Other Gulf-Related Policies

A range of other Middle East policies may be affected by the elections’ outcome. The Trump administration appears to be finally coalescing around a new Syria policy based on maintaining U.S. force structures in eastern Syria and cooperation with Turkey and Russia to ultimately restrict Iran’s influence in the country. It’s unclear whether Democrats substantially object to this policy, especially given Israel’s strong interest in a robust long-term U.S. presence in Syria, and therefore this approach might even be bolstered by a Democratic House.

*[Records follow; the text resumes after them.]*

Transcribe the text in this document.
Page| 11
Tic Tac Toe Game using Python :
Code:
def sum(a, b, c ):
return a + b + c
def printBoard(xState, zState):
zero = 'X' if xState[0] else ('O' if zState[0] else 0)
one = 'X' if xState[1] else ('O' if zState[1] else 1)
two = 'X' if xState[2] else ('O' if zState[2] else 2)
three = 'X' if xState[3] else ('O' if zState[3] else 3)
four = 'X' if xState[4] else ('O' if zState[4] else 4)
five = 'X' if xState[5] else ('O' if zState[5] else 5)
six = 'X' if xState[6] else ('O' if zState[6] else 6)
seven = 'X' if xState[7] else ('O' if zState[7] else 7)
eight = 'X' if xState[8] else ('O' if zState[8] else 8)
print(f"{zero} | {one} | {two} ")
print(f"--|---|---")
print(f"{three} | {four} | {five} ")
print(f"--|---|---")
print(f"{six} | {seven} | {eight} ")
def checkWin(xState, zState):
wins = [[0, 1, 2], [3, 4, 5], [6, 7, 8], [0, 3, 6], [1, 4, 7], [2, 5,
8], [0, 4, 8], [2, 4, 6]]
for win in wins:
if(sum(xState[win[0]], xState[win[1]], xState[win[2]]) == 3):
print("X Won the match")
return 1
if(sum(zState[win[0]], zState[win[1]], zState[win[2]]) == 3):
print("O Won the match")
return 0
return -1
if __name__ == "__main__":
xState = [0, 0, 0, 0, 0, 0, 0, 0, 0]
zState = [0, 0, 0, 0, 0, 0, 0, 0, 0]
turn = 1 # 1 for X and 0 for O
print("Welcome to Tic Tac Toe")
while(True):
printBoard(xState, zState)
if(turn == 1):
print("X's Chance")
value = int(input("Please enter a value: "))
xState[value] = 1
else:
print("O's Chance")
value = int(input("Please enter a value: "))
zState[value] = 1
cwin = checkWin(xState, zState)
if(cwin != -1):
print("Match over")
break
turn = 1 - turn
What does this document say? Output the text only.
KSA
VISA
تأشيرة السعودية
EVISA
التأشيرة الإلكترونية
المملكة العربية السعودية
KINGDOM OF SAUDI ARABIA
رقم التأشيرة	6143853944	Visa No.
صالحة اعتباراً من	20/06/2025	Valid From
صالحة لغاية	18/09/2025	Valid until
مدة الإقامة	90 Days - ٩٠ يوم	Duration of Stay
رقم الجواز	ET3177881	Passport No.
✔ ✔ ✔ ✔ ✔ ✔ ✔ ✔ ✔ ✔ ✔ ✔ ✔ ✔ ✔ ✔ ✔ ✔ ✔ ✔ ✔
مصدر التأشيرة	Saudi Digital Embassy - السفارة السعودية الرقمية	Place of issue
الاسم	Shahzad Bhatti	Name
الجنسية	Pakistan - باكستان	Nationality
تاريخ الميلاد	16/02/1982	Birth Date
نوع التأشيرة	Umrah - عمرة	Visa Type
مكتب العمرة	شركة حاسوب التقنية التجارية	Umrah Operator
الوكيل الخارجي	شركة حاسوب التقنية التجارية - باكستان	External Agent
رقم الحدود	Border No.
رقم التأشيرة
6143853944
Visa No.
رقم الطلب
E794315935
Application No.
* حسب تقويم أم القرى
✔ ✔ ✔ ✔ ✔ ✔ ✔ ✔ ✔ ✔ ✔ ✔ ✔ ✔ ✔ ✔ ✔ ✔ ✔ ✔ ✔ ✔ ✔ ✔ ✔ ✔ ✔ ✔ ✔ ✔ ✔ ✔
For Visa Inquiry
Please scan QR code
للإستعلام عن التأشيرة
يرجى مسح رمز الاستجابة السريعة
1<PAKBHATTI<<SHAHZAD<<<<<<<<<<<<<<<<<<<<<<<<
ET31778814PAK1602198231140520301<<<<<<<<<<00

Support for Israel among Democrats is strong, so there has been very little partisan opposition to Trump’s major swing toward Israel by moving the U.S. Embassy to Jerusalem, cutting off ties to the Palestine Liberation Organization, and defunding virtually all U.S. aid to the Palestinian Authority and agencies caring for Palestinians. There has similarly not been a partisan edge to varying opinions in Congress about the boycott of Qatar. Military aid to Egypt, though, could face objections similar to those regarding weapon sales to Saudi Arabia, based on human rights considerations.

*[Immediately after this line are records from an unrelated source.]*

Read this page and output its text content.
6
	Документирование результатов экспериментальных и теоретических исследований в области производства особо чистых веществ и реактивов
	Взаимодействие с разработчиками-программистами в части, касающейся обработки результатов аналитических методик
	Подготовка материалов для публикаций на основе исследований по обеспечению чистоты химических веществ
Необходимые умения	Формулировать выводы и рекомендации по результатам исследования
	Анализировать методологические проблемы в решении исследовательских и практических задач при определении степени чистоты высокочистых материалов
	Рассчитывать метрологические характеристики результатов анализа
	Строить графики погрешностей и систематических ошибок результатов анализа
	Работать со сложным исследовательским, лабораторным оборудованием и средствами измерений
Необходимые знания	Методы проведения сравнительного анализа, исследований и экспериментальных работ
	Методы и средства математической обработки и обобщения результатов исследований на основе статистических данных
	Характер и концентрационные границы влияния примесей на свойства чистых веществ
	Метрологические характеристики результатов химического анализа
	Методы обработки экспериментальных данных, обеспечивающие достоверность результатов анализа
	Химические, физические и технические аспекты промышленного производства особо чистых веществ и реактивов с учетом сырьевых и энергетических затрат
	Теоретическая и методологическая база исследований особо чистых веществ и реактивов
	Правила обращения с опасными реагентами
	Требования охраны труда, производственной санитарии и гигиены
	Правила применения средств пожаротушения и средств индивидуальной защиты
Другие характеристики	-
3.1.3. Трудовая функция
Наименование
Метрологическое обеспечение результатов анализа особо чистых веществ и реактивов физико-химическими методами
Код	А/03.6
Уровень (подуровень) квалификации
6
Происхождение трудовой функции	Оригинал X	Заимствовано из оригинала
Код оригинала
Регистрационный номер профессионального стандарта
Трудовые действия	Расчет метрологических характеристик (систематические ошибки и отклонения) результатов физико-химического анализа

Democrats and some Republicans may also continue to push back on the idea of the United States playing a leading role in helping Saudi Arabia develop a domestic nuclear industry, including the enrichment of uranium mined in the kingdom and the reprocessing of plutonium. In the wake of the Khashoggi murder, a bipartisan group in Congress has been pushing for the United States to pull back from these negotiations. However, Riyadh would probably be able to obtain most, if not all, of the required technology from other suppliers. Nuclear negotiations with Saudi Arabia are an excellent illustration of the chasm in priorities separating two U.S. foreign policy visions. Most Democrats and some Republicans want to use foreign policy to achieve broad and consistent policy goals based on the promotion of an international rules-based order and would therefore not want to assist any Saudi nuclear energy project without “gold-standard” commitments from Riyadh. Trump and his allies hold a more mercantile view that would suggest that if there are competitors willing to take the contracts, there is no good reason for the United States cheating itself out of a profit for an effectively empty gesture.

A Referendum on “America First?”

The midterms may help clarify whether this “America first” Trumpian view is gaining or losing traction with the public and, therefore, demonstrate its long-term prospects as a driving force in U.S. foreign policy. But a split decision leaving Democrats in control of the House and Republicans with a small edge in the Senate seems to be shaping up. That would decide little and postpone a more thorough reckoning until 2020. Many Arab governments in the Gulf will probably be rooting for a strong Republican showing, but history shows they can also work well with Democrats. However, the willingness of some Gulf countries, particularly Saudi Arabia, to allow themselves to become so closely associated with Trump and his policies in the public mind has made their interests more of a partisan wedge than they could, or logically should, be. And, unlike Israel, Gulf Arab countries don’t have a strong body of independent support in the U.S. system to defend them from any resulting partisan attacks. Whatever the outcome of these particular elections, reaching out to Democrats is advisable for those Gulf Arab countries that have become too closely associated with the Republicans in the Trump era for their own long-term interests.